A situação, porém, tem provocado desgastes entre integrantes do governo. De um lado, ministros criticam a demora para nomeação de pessoal, de outro, auxiliares próximos de Lula no Palácio do Planalto afirmam ter virado para-raios de reclamações. Um dos alvos da insatisfação é a Casa Civil, responsável por fazer um pente-fino nos nomes indicados para ocupar cargos de confiança, e a Relações Institucionais, que faz a análise política para identificar, por exemplo, vinculações partidárias.
— Na Casa Civil é rápido. A análise que faz é se a pessoa tem algum impedimento para ser nomeada, eventualmente. Se tem empresa no nome, notifica a pessoa, para que saia da sociedade e do cargo nessa empresa. Isso, às vezes, demora, mas não é demora da Casa Civil. Em um, dois dias a gente consegue analisar. A pendência é de a pessoa responder caso falte informações — disse o ministro Rui Costa, se eximindo de responsabilidade pela demora nas nomeações.
Mas as reclamações vão além da falta de pessoal. Questões triviais como falta de equipamentos, salas e até de e-mail para os novos servidores têm incomodado integrantes do novo governo. Com pouco orçamento e a promessa de Lula de não criar cargos, ministérios novos ou recriados terão suas estruturas montadas do zero. Ainda não há sequer login para acesso de servidores a sistemas internos e nem crachás para entrar nos prédios.

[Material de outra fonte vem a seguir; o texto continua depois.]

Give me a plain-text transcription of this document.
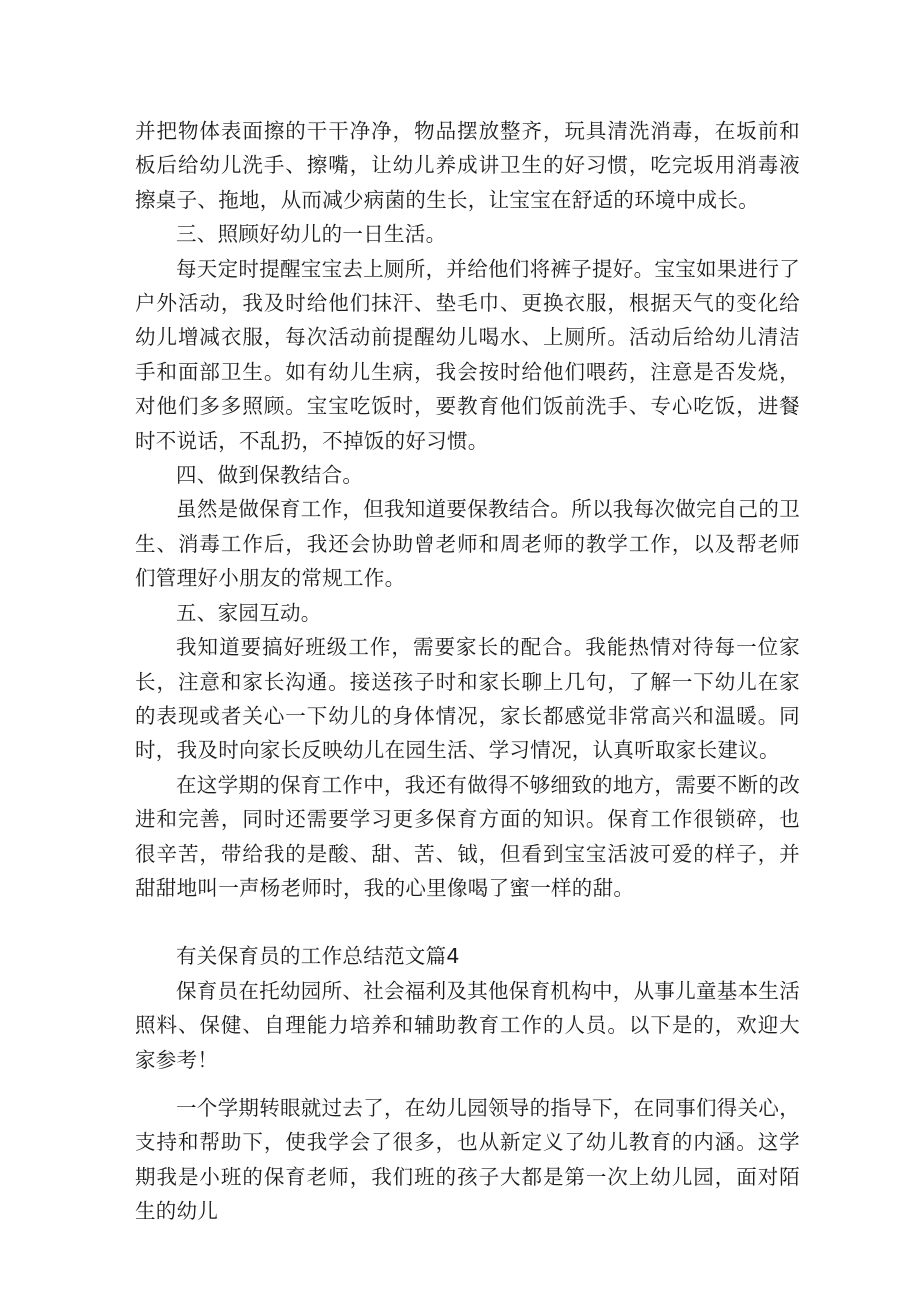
并把物体表面擦的干干净净，物品摆放整齐，玩具清洗消毒，在坂前和板后给幼儿洗手、擦嘴，让幼儿养成讲卫生的好习惯，吃完坂用消毒液擦桌子、拖地，从而减少病菌的生长，让宝宝在舒适的环境中成长。

三、照顾好幼儿的一日生活。

每天定时提醒宝宝去上厕所，并给他们将裤子提好。宝宝如果进行了户外活动，我及时给他们抹汗、垫毛巾、更换衣服，根据天气的变化给幼儿增减衣服，每次活动前提醒幼儿喝水、上厕所。活动后给幼儿清洁手和面部卫生。如有幼儿生病，我会按时给他们喂药，注意是否发烧，对他们多多照顾。宝宝吃饭时，要教育他们饭前洗手、专心吃饭，进餐时不说话，不乱扔，不掉饭的好习惯。

四、做到保教结合。

虽然是做保育工作，但我知道要保教结合。所以我每次做完自己的卫生、消毒工作后，我还会协助曾老师和周老师的教学工作，以及帮老师们管理好小朋友的常规工作。

五、家园互动。

我知道要搞好班级工作，需要家长的配合。我能热情对待每一位家长，注意和家长沟通。接送孩子时和家长聊上几句，了解一下幼儿在家的表现或者关心一下幼儿的身体情况，家长都感觉非常高兴和温暖。同时，我及时向家长反映幼儿在园生活、学习情况，认真听取家长建议。

在这学期的保育工作中，我还有做得不够细致的地方，需要不断的改进和完善，同时还需要学习更多保育方面的知识。保育工作很锁碎，也很辛苦，带给我的是酸、甜、苦、钺，但看到宝宝活波可爱的样子，并甜甜地叫一声杨老师时，我的心里像喝了蜜一样的甜。

有关保育员的工作总结范文篇4

保育员在托幼园所、社会福利及其他保育机构中，从事儿童基本生活照料、保健、自理能力培养和辅助教育工作的人员。以下是的，欢迎大家参考！

一个学期转眼就过去了，在幼儿园领导的指导下，在同事们得关心，支持和帮助下，使我学会了很多，也从新定义了幼儿教育的内涵。这学期我是小班的保育老师，我们班的孩子大都是第一次上幼儿园，面对陌生的幼儿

No recriado Ministério do Esporte, os funcionários têm usado o próprio computador. Além da desconfiança em salvar arquivos nas máquinas que eram usadas pela equipe de Jair Bolsonaro, não há número suficiente para todos. Há ainda os que aguardam sua nomeação e, enquanto isso, trabalham em homeoffice.
A falta de novas vagas inflacionou o mercado de algumas categorias, como a de cerimonialistas. No Igualdade Racial, um servidor lotado em outra pasta que foi convidado para trabalhar com a ministra Anielle Franco contou ter recebido convites iguais de outras três pastas. Há dificuldade também em encontrar servidores especializados em questões fundiárias, para trabalhar com comunidades quilombolas. Nos dois casos, os profissionais com mais experiência e trânsito na Esplanada se tornam os mais cobiçados pelos novos ministros.
A pasta de Anielle é um exemplo claro de “ministério oco”. A ministra nomeou cerca de 30 dos 151 cargos a que terá direito. Das três secretarias, apenas uma, a de Políticas de Ações Afirmativas e combate ao Racismo, já tem titular nomeado. Os responsáveis pelas outras duas já foram escolhidos, mas faltam as publicações no Diário Oficial da União.
Ainda está indefinido até mesmo o espaço que, quando completo, o ministério ocupará. Atualmente, o Igualdade Racial divide o mesmo prédio com outras quatro pastas — Mulheres, Povos Indígenas, o Desenvolvimento Social, além de parte do Desenvolvimento Agrário. O problema só não é maior porque boa parte das equipes ainda não foi nomeada. Caso não haja um remanejamento, porém, haverá servidores sem lugar para sentar e trabalhar.
No Ministério das Cidades, uma costela do antigo Desenvolvimento Regional, assessores especiais, chefe de gabinete, assessoria parlamentar, jurídico, comunicação e cerimonial da pasta dividem um espaço de três salas, como num coworking — compartilhamento de área de trabalho. Apenas o ministro Jader Filho (MDB) e seu secretário-executivo possuem salas próprias.
A estrutura improvisada tem afetado até mesmo benesses a ministros. No Ministério dos Portos, por exemplo, Márcio França usa o carro próprio para se deslocar, enquanto o veículo oficial fica à disposição de Renan Filho, dos Transportes, com quem divide o prédio.